The SEC contended that Ripple’s actions were motivated by profits and to avoid the costs of registration. However, her Honour found that this did not support the corresponding inference that Ripple recklessly disregarded regulatory requirements in making its business decisions.

The Court considered evidence of two conflicting opinions obtained from a US law firm, the latter of which concluded that there was a compelling argument that XRP tokens are not securities. To that end, the case again emphasises the importance of obtaining legal advice before launching crypto asset offerings in an uncertain regulatory environment.

While the ruling imposes a significant penalty on Ripple, it also affirms the company’s stance that the XRP token is not inherently a security. The ruling comes however at substantial cost to both sides with Ripple having reportedly spent in excess of $100 million defending the SEC action. Given these costs, and the fact that the action could still drag on to appeals, legislation seems like a relatively cheaper and more efficient means of bringing regulatory clarity to crypto-asset markets.

Written by Luke Higgins and Steven Pettigrove

 

UK draft bill proposes third category of personal property

On 30 July, the UK Law Commission published a supplementary report and draft Bill which would legislate a third category of personal property, which digital assets such as cryptocurrencies and non-fungible tokens (NFTs) could fall into. If taken up by Parliament, the new legislation would pave the way for courts to definitively treat digital assets as personal property, ending a longstanding debate in the UK. The issue of whether digital assets are a type of personal property has repeatedly been argued by litigating parties and discussed in UK courts and beyond. This debate is largely due to attributes of digital currencies that do not neatly fit into either traditional category of personal property, being:

  • a chose in possession which is a tangible thing over which the owner has actual enjoyment (e.g. cars or jewelleries), or
  • a chose in action which is an intangible thing of which a person lacks present enjoyment, but has a right to sue to recover it (e.g. debts or financial securities).

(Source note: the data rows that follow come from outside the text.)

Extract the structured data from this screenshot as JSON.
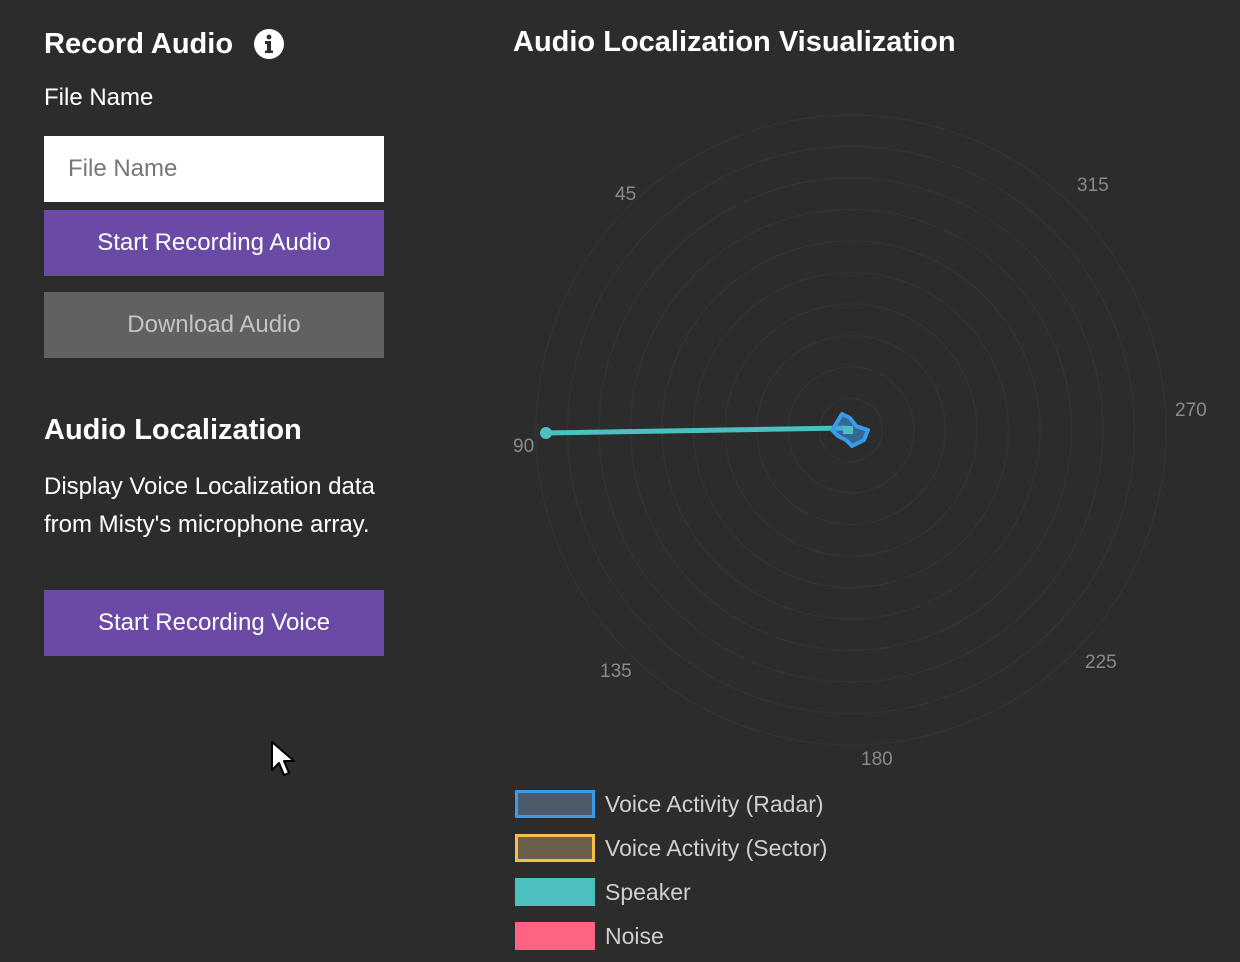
{
  "record_audio": {
    "title": "Record Audio",
    "file_name_label": "File Name",
    "file_name_placeholder": "File Name",
    "file_name_value": "",
    "start_button": "Start Recording Audio",
    "download_button": "Download Audio"
  },
  "audio_localization": {
    "title": "Audio Localization",
    "description": "Display Voice Localization data from Misty's microphone array.",
    "start_button": "Start Recording Voice"
  },
  "visualization": {
    "title": "Audio Localization Visualization",
    "angle_labels": [
      "45",
      "315",
      "270",
      "90",
      "225",
      "135",
      "180"
    ],
    "legend": [
      {
        "label": "Voice Activity (Radar)",
        "fill": "#4b5b6b",
        "border": "#3a9be8"
      },
      {
        "label": "Voice Activity (Sector)",
        "fill": "#6b5e4a",
        "border": "#f5c04a"
      },
      {
        "label": "Speaker",
        "fill": "#4bc0c0",
        "border": "#4bc0c0"
      },
      {
        "label": "Noise",
        "fill": "#ff6384",
        "border": "#ff6384"
      }
    ],
    "speaker_angle_deg": 90,
    "colors": {
      "speaker": "#4bc0c0",
      "voice_activity_radar": "#3a9be8",
      "grid": "#333333"
    }
  }
}
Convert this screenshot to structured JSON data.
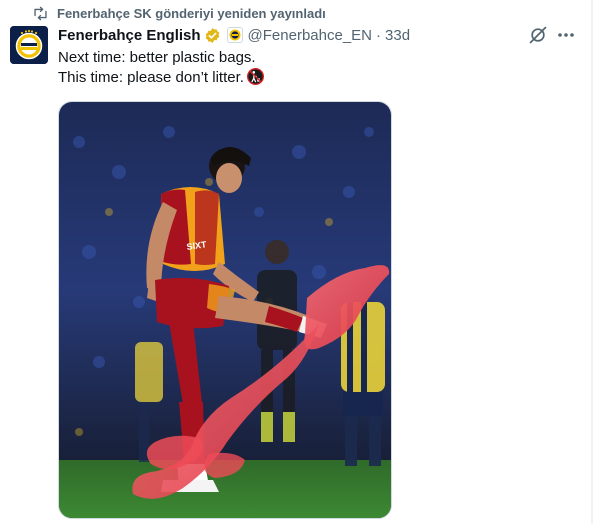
{
  "repost": {
    "icon": "repost-icon",
    "text": "Fenerbahçe SK gönderiyi yeniden yayınladı"
  },
  "tweet": {
    "author_name": "Fenerbahçe English",
    "handle": "@Fenerbahce_EN",
    "separator": "·",
    "time": "33d",
    "text_lines": [
      "Next time: better plastic bags.",
      "This time: please don’t litter."
    ],
    "emoji": "no-littering-emoji"
  },
  "colors": {
    "verified": "#e2b719",
    "secondary_text": "#536471",
    "avatar_bg": "#0b1f49",
    "jersey_red": "#a8121e",
    "jersey_yellow": "#f2a21a",
    "bag_pink": "#ef4b57"
  },
  "icons": {
    "grok": "grok-icon",
    "more": "more-options-icon"
  }
}
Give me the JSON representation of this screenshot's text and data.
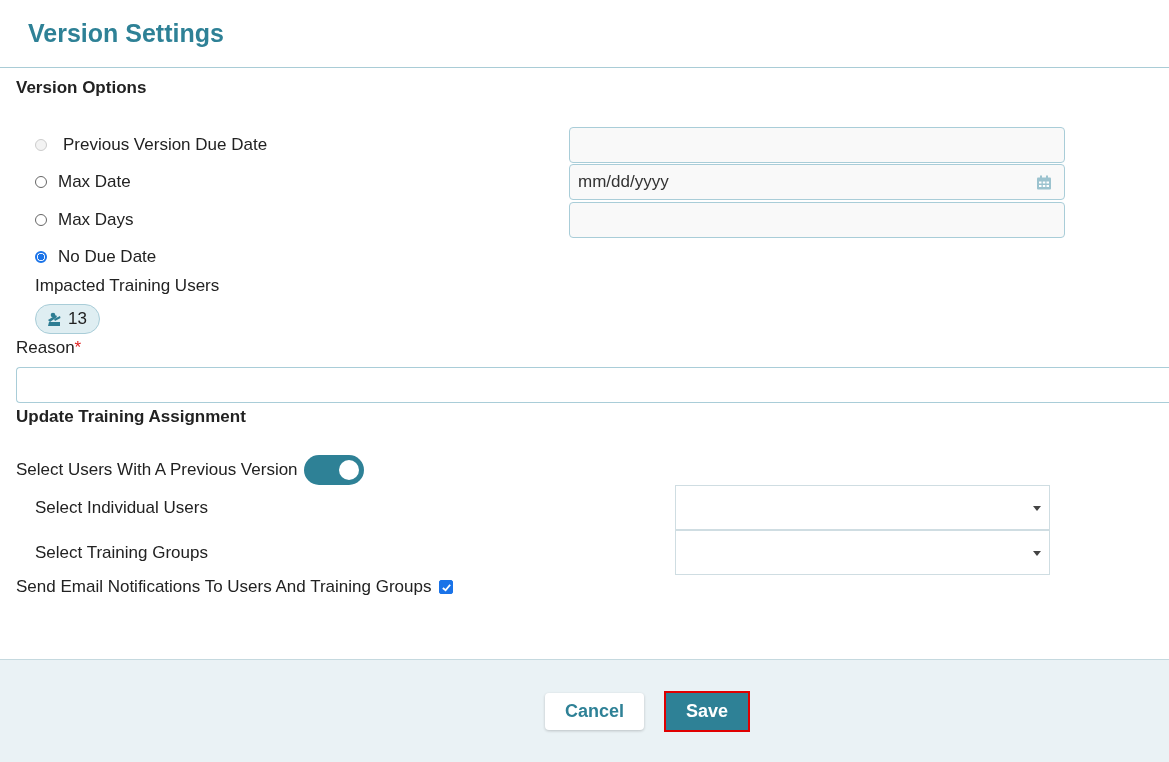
{
  "title": "Version Settings",
  "version_options": {
    "heading": "Version Options",
    "options": [
      {
        "label": "Previous Version Due Date",
        "selected": false,
        "disabled": true,
        "field": {
          "kind": "text"
        }
      },
      {
        "label": "Max Date",
        "selected": false,
        "disabled": false,
        "field": {
          "kind": "date",
          "placeholder": "mm/dd/yyyy"
        }
      },
      {
        "label": "Max Days",
        "selected": false,
        "disabled": false,
        "field": {
          "kind": "text"
        }
      },
      {
        "label": "No Due Date",
        "selected": true,
        "disabled": false
      }
    ],
    "impacted_label": "Impacted Training Users",
    "impacted_count": "13",
    "reason_label": "Reason",
    "reason_required": "*"
  },
  "update_training": {
    "heading": "Update Training Assignment",
    "previous_version_toggle": {
      "label": "Select Users With A Previous Version",
      "on": true
    },
    "selects": [
      {
        "label": "Select Individual Users"
      },
      {
        "label": "Select Training Groups"
      }
    ],
    "email": {
      "label": "Send Email Notifications To Users And Training Groups",
      "checked": true
    }
  },
  "buttons": [
    {
      "label": "Cancel",
      "kind": "secondary",
      "focused": false
    },
    {
      "label": "Save",
      "kind": "primary",
      "focused": true
    }
  ]
}
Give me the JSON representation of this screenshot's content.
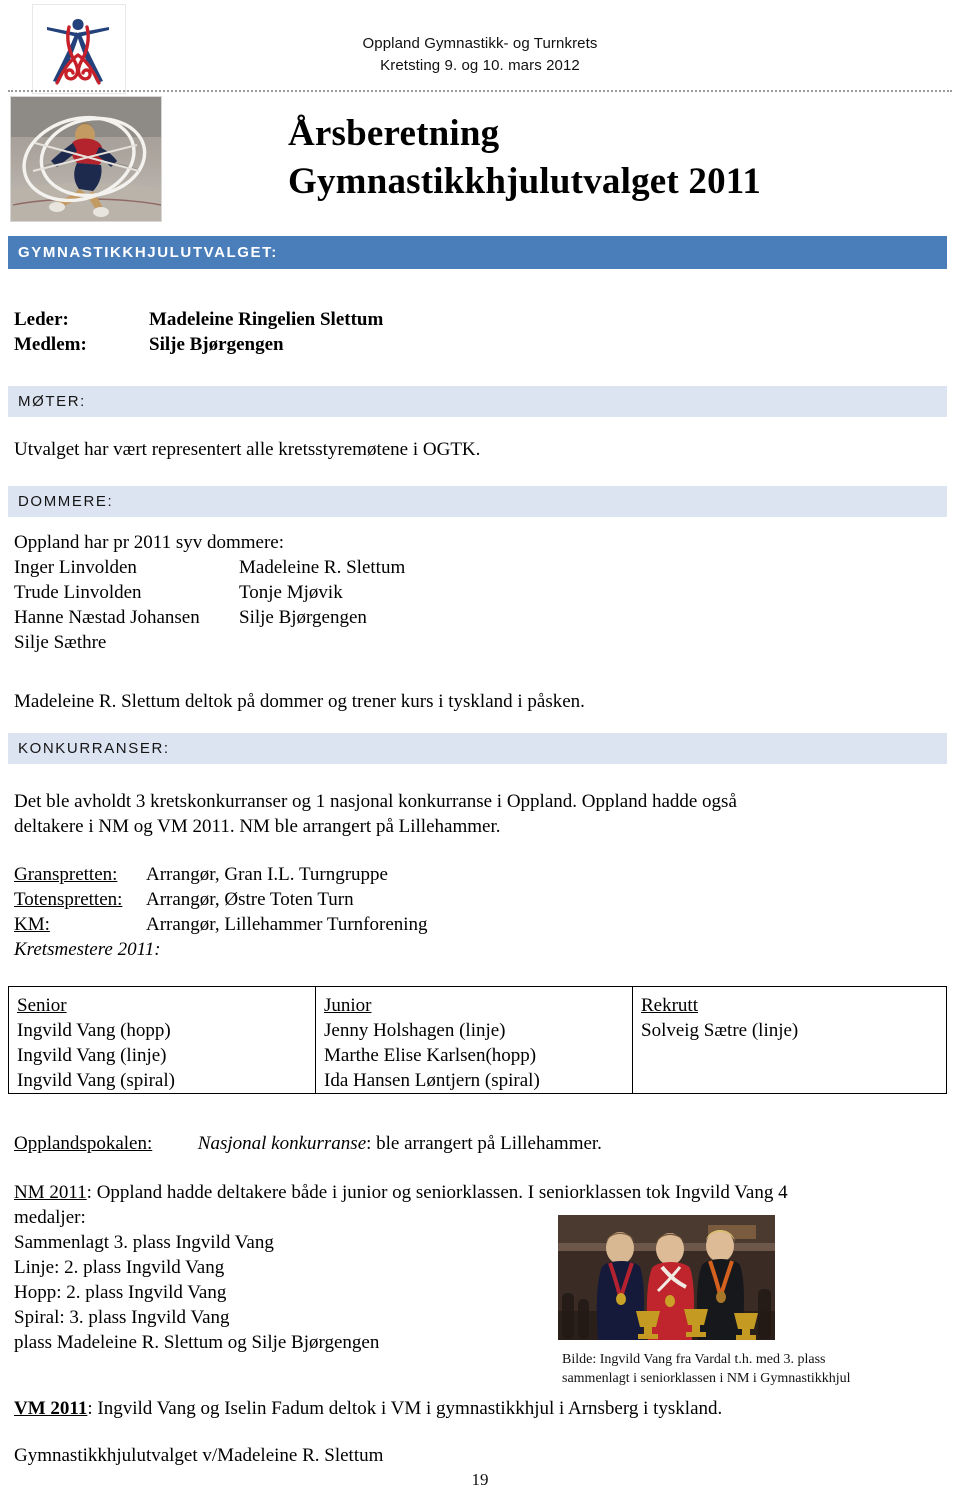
{
  "header": {
    "org_line1": "Oppland Gymnastikk- og Turnkrets",
    "org_line2": "Kretsting 9. og 10. mars 2012",
    "logo_alt": "gymnast-logo"
  },
  "title": {
    "line1": "Årsberetning",
    "line2": "Gymnastikkhjulutvalget 2011",
    "photo_alt": "gymnast-in-wheel-photo"
  },
  "sections": {
    "committee": {
      "heading": "GYMNASTIKKHJULUTVALGET:",
      "rows": [
        {
          "role": "Leder:",
          "name": "Madeleine Ringelien Slettum"
        },
        {
          "role": "Medlem:",
          "name": "Silje Bjørgengen"
        }
      ]
    },
    "meetings": {
      "heading": "MØTER:",
      "text": "Utvalget har vært representert alle  kretsstyremøtene i OGTK."
    },
    "judges": {
      "heading": "DOMMERE:",
      "intro": "Oppland har pr 2011 syv dommere:",
      "col1": [
        "Inger Linvolden",
        "Trude Linvolden",
        "Hanne Næstad Johansen",
        "Silje Sæthre"
      ],
      "col2": [
        "Madeleine R. Slettum",
        "Tonje Mjøvik",
        "Silje Bjørgengen"
      ],
      "note": "Madeleine R. Slettum deltok på dommer og trener kurs i tyskland i påsken."
    },
    "competitions": {
      "heading": "KONKURRANSER:",
      "para_line1": "Det ble avholdt 3 kretskonkurranser og 1 nasjonal konkurranse i Oppland. Oppland hadde også",
      "para_line2": "deltakere i NM og VM 2011. NM ble arrangert på Lillehammer.",
      "events": [
        {
          "name": "Granspretten: ",
          "organizer": "Arrangør, Gran I.L. Turngruppe"
        },
        {
          "name": "Totenspretten:",
          "organizer": "Arrangør, Østre Toten Turn"
        },
        {
          "name": "KM:",
          "organizer": "Arrangør, Lillehammer Turnforening"
        }
      ],
      "champions_label": "Kretsmestere 2011:"
    }
  },
  "champions_table": {
    "columns": [
      {
        "header": "Senior",
        "entries": [
          "Ingvild Vang (hopp)",
          "Ingvild Vang (linje)",
          "Ingvild Vang (spiral)"
        ]
      },
      {
        "header": "Junior",
        "entries": [
          "Jenny Holshagen (linje)",
          "Marthe Elise Karlsen(hopp)",
          "Ida Hansen Løntjern (spiral)"
        ]
      },
      {
        "header": "Rekrutt",
        "entries": [
          "Solveig Sætre (linje)"
        ]
      }
    ]
  },
  "oppland_cup": {
    "label": "Opplandspokalen:",
    "italic_part": "Nasjonal konkurranse",
    "rest": ": ble arrangert på Lillehammer."
  },
  "nm": {
    "label": "NM 2011",
    "intro_line1": ": Oppland hadde deltakere både i junior og seniorklassen. I seniorklassen tok Ingvild Vang 4",
    "intro_line2": "medaljer:",
    "results": [
      "Sammenlagt 3. plass Ingvild Vang",
      "Linje: 2. plass Ingvild Vang",
      "Hopp: 2. plass Ingvild Vang",
      "Spiral: 3. plass Ingvild Vang",
      "plass Madeleine R. Slettum og Silje Bjørgengen"
    ]
  },
  "photo_caption": {
    "line1": "Bilde: Ingvild Vang fra Vardal t.h.  med 3. plass",
    "line2": "sammenlagt i seniorklassen i NM i Gymnastikkhjul",
    "photo_alt": "three-medalists-with-trophies-photo"
  },
  "vm": {
    "label": "VM 2011",
    "text": ": Ingvild Vang og Iselin Fadum deltok i VM i gymnastikkhjul i Arnsberg i tyskland."
  },
  "signature": "Gymnastikkhjulutvalget v/Madeleine R.  Slettum",
  "page_number": "19",
  "colors": {
    "main_bar": "#4A7EBB",
    "sub_bar": "#DCE4F1",
    "logo_red": "#C8202A",
    "logo_blue": "#23417A"
  }
}
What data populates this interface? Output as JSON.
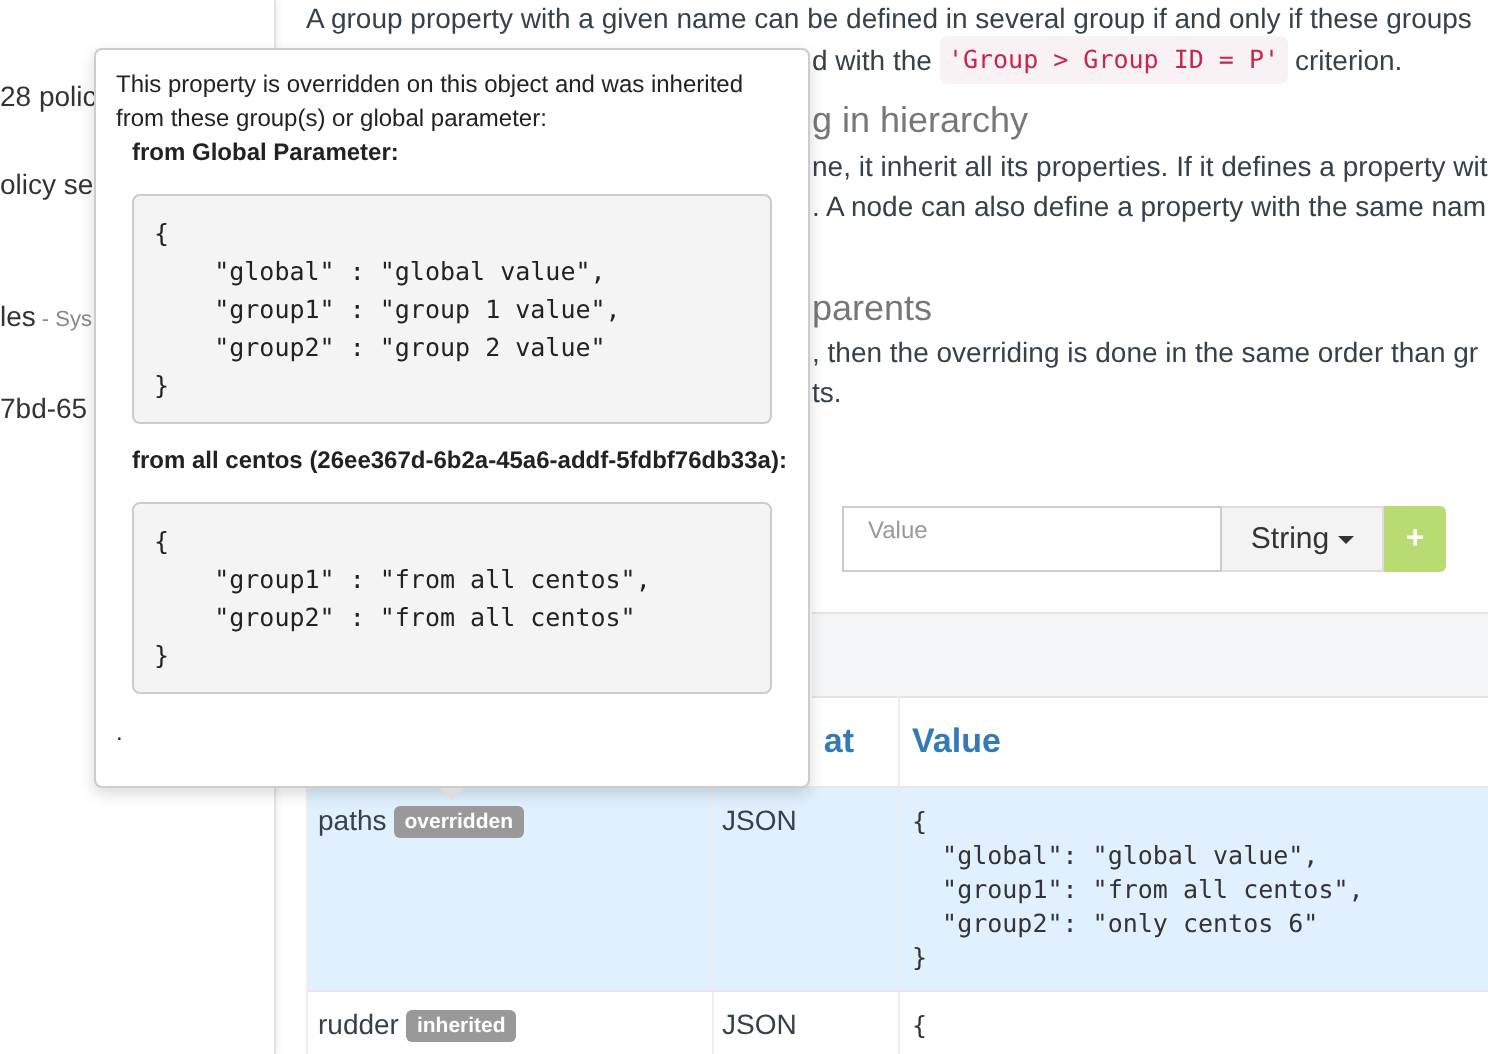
{
  "sidebar": {
    "items": [
      {
        "text": "28 polic"
      },
      {
        "text": "olicy se"
      },
      {
        "text": "les",
        "note": "- Sys"
      },
      {
        "text": "7bd-65"
      }
    ]
  },
  "content": {
    "intro_line": "A group property with a given name can be defined in several group if and only if these groups",
    "intro_fragment": {
      "before": "d with the",
      "code": "'Group > Group ID = P'",
      "after": "criterion."
    },
    "sections": [
      {
        "heading": "g in hierarchy",
        "lines": [
          "ne, it inherit all its properties. If it defines a property wit",
          ". A node can also define a property with the same nam"
        ]
      },
      {
        "heading": "parents",
        "lines": [
          ", then the overriding is done in the same order than gr",
          "ts."
        ]
      }
    ]
  },
  "form": {
    "value_placeholder": "Value",
    "type_button": "String",
    "add_button": "+"
  },
  "table": {
    "columns": [
      "at",
      "Value"
    ],
    "rows": [
      {
        "name": "paths",
        "badge": "overridden",
        "format": "JSON",
        "value": "{\n  \"global\": \"global value\",\n  \"group1\": \"from all centos\",\n  \"group2\": \"only centos 6\"\n}",
        "selected": true
      },
      {
        "name": "rudder",
        "badge": "inherited",
        "format": "JSON",
        "value": "{",
        "selected": false
      }
    ]
  },
  "popover": {
    "intro": "This property is overridden on this object and was inherited from these group(s) or global parameter:",
    "sources": [
      {
        "title": "from Global Parameter:",
        "code": "{\n    \"global\" : \"global value\",\n    \"group1\" : \"group 1 value\",\n    \"group2\" : \"group 2 value\"\n}"
      },
      {
        "title": "from all centos (26ee367d-6b2a-45a6-addf-5fdbf76db33a):",
        "code": "{\n    \"group1\" : \"from all centos\",\n    \"group2\" : \"from all centos\"\n}"
      }
    ],
    "footer": "."
  }
}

The Commission, in its June 2023 report, concluded that certain digital assets are capable of being personal property. However, because they are fundamentally different from both traditional categories, the Commission suggested the existence of a “third” category of personal property called “digital objects”. The report has been cited by subsequent UK higher court decisions, which has further influenced other common law jurisdictions such as Australia, New Zealand and Singapore.

Extrajudicially, Justice Jackman of the Federal Court has commented that recognition of a third category of property is not necessary for recognition of digital assets as property under Australian law. The judge’s comments were endorsed in a recent Federal Court decision regarding a freezing order sought by the Australian Securities and Investment Commission, which found that cryptocurrency is capable of being “property” for the purposes of granting an interlocutory injunction.

The Commission recommends that the law not define the boundaries of this third category, rather that legislation should confirm its existence and keep the boundaries open to accommodate the recognition of new forms of property.

The draft Bill makes clear that a thing is not prevented from being the object of personal property rights merely because it is neither a thing in action nor a thing in possession. This reflects the trajectory of recent case law, but removes the lingering uncertainty that remains in the absence of a definitive statement from the appellate courts.

If the draft Bill becomes law, it will pave the way for digital assets to be definitively recognised as personal property, which may also influence other common law jurisdictions. The proposed Bill and the Commission’s report last month on Decentralised Autonomous Organisations show that the UK Law Commission remains at the forefront of legal reform with respect to digital assets.